Report From the Front Lines: Study Probes Anesthesia Providers’ Role in Improving Combat-Related Outcomes
A study published in the July issue of the Journal Anesthesiology could be the impetus behind future prospective research exploring the hugely untapped potential of anesthesia providers (i.e., anesthesiologists and nurse anesthetists) to improve outcomes in wounded military personnel.
Specifically, it is one of the first studies to evaluate how anesthetic techniques influence the outcomes of those suffering traumatic brain injury (TBI) in combat.
According to study author, LTC (P) Kurt W. Grathwohl, M.D., Program Director of Anesthesiology and Critical Care Medicine at Brooke Army Medical Center, the role that anesthesia providers play in the care of the combat-wounded has been largely unexplored and even misunderstood.
“The idea that anesthesia is just a necessary part of surgery to render someone unconscious and not feel pain doesn’t tell the whole story,” said Dr. Grathwohl. “Maybe the anesthesia technique itself can result in improved outcomes.”
Few studies, however, have evaluated the role of anesthetic techniques as tools to improve outcomes by, for example, controlling the inflammatory process, altering circulation, affecting intracranial pressure, and protecting delicate brain tissue.
Dr. Grathwohl and his colleagues initially sought to evaluate whether total intravenous anesthesia (TIVA) was associated with better outcomes in TBI than the more frequently used volatile gas anesthetics (VGA).

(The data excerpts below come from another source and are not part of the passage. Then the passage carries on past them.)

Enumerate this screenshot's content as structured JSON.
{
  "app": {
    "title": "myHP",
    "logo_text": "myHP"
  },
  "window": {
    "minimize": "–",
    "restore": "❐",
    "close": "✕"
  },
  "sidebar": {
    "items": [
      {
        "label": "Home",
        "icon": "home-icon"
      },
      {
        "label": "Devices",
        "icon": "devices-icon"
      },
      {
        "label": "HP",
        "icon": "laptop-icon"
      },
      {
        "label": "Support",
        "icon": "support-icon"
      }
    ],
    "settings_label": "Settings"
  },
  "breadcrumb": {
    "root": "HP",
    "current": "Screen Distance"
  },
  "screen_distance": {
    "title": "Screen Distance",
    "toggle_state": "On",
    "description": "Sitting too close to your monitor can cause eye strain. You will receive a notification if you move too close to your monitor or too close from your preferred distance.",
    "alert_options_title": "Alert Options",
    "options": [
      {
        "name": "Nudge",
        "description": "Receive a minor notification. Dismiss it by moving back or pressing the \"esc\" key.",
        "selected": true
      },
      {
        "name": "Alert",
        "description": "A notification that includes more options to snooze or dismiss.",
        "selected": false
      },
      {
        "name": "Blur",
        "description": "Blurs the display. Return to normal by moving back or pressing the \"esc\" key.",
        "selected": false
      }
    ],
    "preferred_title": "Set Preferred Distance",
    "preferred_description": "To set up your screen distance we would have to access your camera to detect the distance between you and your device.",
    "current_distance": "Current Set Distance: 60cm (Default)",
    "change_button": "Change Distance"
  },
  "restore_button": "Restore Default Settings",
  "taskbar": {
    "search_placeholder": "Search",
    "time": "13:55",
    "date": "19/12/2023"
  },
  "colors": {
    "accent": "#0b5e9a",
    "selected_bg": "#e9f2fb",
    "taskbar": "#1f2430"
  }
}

“Although our retrospective study concluded that TIVA seemed to offer no significant difference in neurological outcomes in patients with TBI, our results point to a need for further studies comparing TIVA and VGA and to increased efforts to discover superior anesthetics,” said Dr. Grathwohl.
In military personnel receiving combat wounds during recent military operations, TBI accounts for more than one-third of all deaths. And survivors of TBI often suffer lingering consequences.
“Brain injury is the signature injury of this war,” said Dr. Grathwohl. “The toll in quality of life and economics from TBI is huge, and any improvements are needed and welcomed.”
Dr. Grathwohl said that he and his fellow military anesthesiologists feel that they have been given a unique opportunity to report their experiences to the medical community for the sake of future studies.
“We hope that clinicians use our data to design prospective studies that will more definitively conclude which anesthetics techniques work best and also how anesthesiologists can generally maximize their influence on the battlefield,” he said.
“Continued evaluation and follow up of military personnel over time will help physicians to understand how anesthetic care influences not only survival but also such phenomena as post-traumatic stress disorder and depression,” said Dr. Grathwohl.